Internet był i... zniknął
Bożena Pendzich przez kilka tygodni próbowała się dowiedzieć, dlaczego jej dostęp do Internetu nagle został zablokowany. Jedną z odpowiedzi, jakie udało jej się uzyskać, była: „Bo takie rzeczy czasem się zdarzają”.
Pani Bożena o dostęp do Internetu zaczęła się starać w kwietniu tego roku. – Dzieci już podrosły, uczą się i nieraz potrzebują coś do szkoły. Poza tym jedna córeczka jest bardzo chora. Chciałam poszukać w sieci informacji na temat rehabilitacji, sprzętu, różnych programów itp. – wyjaśnia mieszkanka Jankowic. Kazano jej czekać. Wreszcie, 10 lipca, została podpisana umowa z TP SA. Kilka dni później Pendzichowie zostali zalogowani i mogli cieszyć się dostępem do Internetu. Jak się okazało, nie na długo. Po dwóch tygodniach w ich domu przestał działać zarówno telefon, jak i Internet. – Po zgłoszeniu przyjechali panowie z Telekomunikacji. Telefon działał, ale Internet dalej nie. Dzwoniłam do TP SA wiele razy. Albo mnie zbywali, odsyłali pod inne numery, kazali dzwonić następnego dnia, to znów twierdzili, że nie zapłaciłam rachunków. A to przecież niemożliwe, bo opłata za telefon i neostradę to jeden rachunek. W dodatku ta opłata pobierana jest z naszego konta, dzięki umowie podpisanej z TP SA – oburza się pani Bożena.
Na pracownikach „tepsy” jednak jej interwencje nie robiły większego wrażenia. Dziwili się, obiecywali, że wyjaśnią sytuację, jednak Internetu dalej nie było. Po kilku tygodniach okazało się, że Pendzichów w ogóle nie ma w bazie danych TP SA!
– Powiedziano mi, że musimy złożyć nowy wniosek i spisać kolejną umowę. Pytam, co to da? Przecież mieliśmy złożony wniosek, podpisaną umowę, której nikt z nami nie rozwiązał. W odpowiedzi usłyszałam, że takie rzeczy się zdarzają, że najpierw neostrada działa, a po jakimś czasie przestaje – opowiada mieszkanka Jankowic. – Pani, z którą rozmawiałam powiedziała, że powinnam złożyć nowy wniosek, ale na razie nie ma to sensu, bo i tak nie ma wolnych miejsc. Co w takim razie stało się z moim miejscem w bazie danych, przecież przez dwa tygodnie bez problemów korzystaliśmy z Internetu? – pyta pani Bożena. Obawia się, że kiedy już podpisze nową umowę, będzie musiała płacić karę za zerwanie starej lub też będzie płaciła dwa odrębne rachunki.

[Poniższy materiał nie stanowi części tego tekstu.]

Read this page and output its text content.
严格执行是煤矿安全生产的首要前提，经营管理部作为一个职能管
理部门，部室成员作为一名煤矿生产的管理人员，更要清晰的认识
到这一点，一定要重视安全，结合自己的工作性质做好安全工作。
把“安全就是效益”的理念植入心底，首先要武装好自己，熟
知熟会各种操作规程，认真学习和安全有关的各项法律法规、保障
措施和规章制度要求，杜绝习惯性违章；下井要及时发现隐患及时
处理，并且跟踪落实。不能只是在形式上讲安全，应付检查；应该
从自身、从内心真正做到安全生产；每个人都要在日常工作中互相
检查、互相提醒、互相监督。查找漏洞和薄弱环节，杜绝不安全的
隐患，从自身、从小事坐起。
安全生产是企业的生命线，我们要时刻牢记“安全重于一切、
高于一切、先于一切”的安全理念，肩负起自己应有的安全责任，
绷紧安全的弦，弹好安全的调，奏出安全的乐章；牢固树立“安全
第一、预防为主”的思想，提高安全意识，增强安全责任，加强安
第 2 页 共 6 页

Pendzichom bardzo zależy na dostępie do Internetu. – Wiemy, że jest to potrzebne i chcielibyśmy to jak najszybciej załatwić – mówi pani Bożena. – Rusza kolejna część programu „Uczeń na wsi”, z którego chcemy skorzystać. W Internecie nie tylko znajdujemy potrzebne informacje, ale też wybieramy i zamawiamy niezbędne przybory i sprzęt do rehabilitacji – dodaje opiekunka niepełnosprawnej córeczki Pendzichów.

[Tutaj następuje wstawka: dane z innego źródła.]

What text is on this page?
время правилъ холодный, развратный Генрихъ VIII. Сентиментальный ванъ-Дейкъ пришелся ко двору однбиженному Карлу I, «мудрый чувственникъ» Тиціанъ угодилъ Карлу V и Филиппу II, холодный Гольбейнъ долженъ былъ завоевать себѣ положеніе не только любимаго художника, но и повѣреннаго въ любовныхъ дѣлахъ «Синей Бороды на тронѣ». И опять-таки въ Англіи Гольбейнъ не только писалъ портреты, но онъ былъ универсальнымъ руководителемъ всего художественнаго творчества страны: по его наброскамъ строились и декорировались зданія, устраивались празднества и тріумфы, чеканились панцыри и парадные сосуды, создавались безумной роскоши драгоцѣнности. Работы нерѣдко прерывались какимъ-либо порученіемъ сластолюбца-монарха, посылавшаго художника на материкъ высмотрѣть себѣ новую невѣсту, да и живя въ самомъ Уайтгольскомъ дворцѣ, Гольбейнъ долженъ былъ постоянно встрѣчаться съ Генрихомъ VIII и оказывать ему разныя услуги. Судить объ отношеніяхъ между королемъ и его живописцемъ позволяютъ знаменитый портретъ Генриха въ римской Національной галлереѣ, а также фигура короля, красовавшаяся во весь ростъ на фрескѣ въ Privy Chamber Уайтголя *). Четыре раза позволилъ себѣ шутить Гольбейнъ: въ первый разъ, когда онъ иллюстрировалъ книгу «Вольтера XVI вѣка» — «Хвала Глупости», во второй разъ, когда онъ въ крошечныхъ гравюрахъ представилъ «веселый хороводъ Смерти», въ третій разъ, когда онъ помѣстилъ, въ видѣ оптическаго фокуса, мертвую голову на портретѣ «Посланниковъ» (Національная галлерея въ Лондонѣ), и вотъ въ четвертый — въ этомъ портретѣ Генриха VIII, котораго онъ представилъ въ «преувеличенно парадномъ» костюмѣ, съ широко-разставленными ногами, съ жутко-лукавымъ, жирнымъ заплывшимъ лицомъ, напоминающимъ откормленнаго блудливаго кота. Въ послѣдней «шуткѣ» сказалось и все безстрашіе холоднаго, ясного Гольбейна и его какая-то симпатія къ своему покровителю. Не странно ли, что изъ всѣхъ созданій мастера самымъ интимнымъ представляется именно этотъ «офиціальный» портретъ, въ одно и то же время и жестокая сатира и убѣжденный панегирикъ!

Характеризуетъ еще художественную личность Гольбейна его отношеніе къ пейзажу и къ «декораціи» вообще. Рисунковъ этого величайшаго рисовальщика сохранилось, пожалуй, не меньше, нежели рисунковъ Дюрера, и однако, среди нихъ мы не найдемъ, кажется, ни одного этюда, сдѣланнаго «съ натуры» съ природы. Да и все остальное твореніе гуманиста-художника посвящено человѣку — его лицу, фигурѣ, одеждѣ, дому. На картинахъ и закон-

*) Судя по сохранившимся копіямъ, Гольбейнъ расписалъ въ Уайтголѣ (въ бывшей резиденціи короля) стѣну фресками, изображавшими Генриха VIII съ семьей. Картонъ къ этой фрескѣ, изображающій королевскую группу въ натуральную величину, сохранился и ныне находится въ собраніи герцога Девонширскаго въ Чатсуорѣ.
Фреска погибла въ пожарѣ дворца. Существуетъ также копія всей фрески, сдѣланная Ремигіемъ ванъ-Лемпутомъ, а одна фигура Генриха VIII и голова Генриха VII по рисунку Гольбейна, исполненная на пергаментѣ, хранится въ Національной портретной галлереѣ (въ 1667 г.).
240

Maria Piskier – szefowa Śląskiego Biura Prasowego GTP
Ze względu na błąd systemu zarządzającego usługą neostrada tp nie możemy świadczyć Państwu Pendzichom usługi na podstawie zamówienia z dnia 17 kwietnia 2008 r. W związku z tym wprowadzono do systemu rezygnację z usługi neostrada tp z dniem 1 września 2008 r. Państwo Pendzich otrzymają lub już otrzymali pismo z wyjaśnieniami i przeprosinami. Poinformowani jednocześnie zostali o tym, że zgodnie z § 15 Regulaminu świadczenia usługi neostrada tp, za każdy dzień przerwy w świadczeniu usługi Klientowi przysługuje uprawnienie do żądania kary umownej w wysokości 1/30 miesięcznej opłaty abonamentowej za usługę. Niezależnie od kary umownej, za każdy dzień, w którym nastąpiła przerwa w świadczeniu usługi trwająca co najmniej 24 godziny, Klientowi przysługuje uprawnienie do żądania zwrotu 1/30 miesięcznej opłaty abonamentowej za usługę. Tak wyliczona kwota, należna z tytułu przerwy w świadczeniu usługi neostrada tp, pomniejszy wartość faktury wystawionej w kolejnym okresie rozliczeniowym.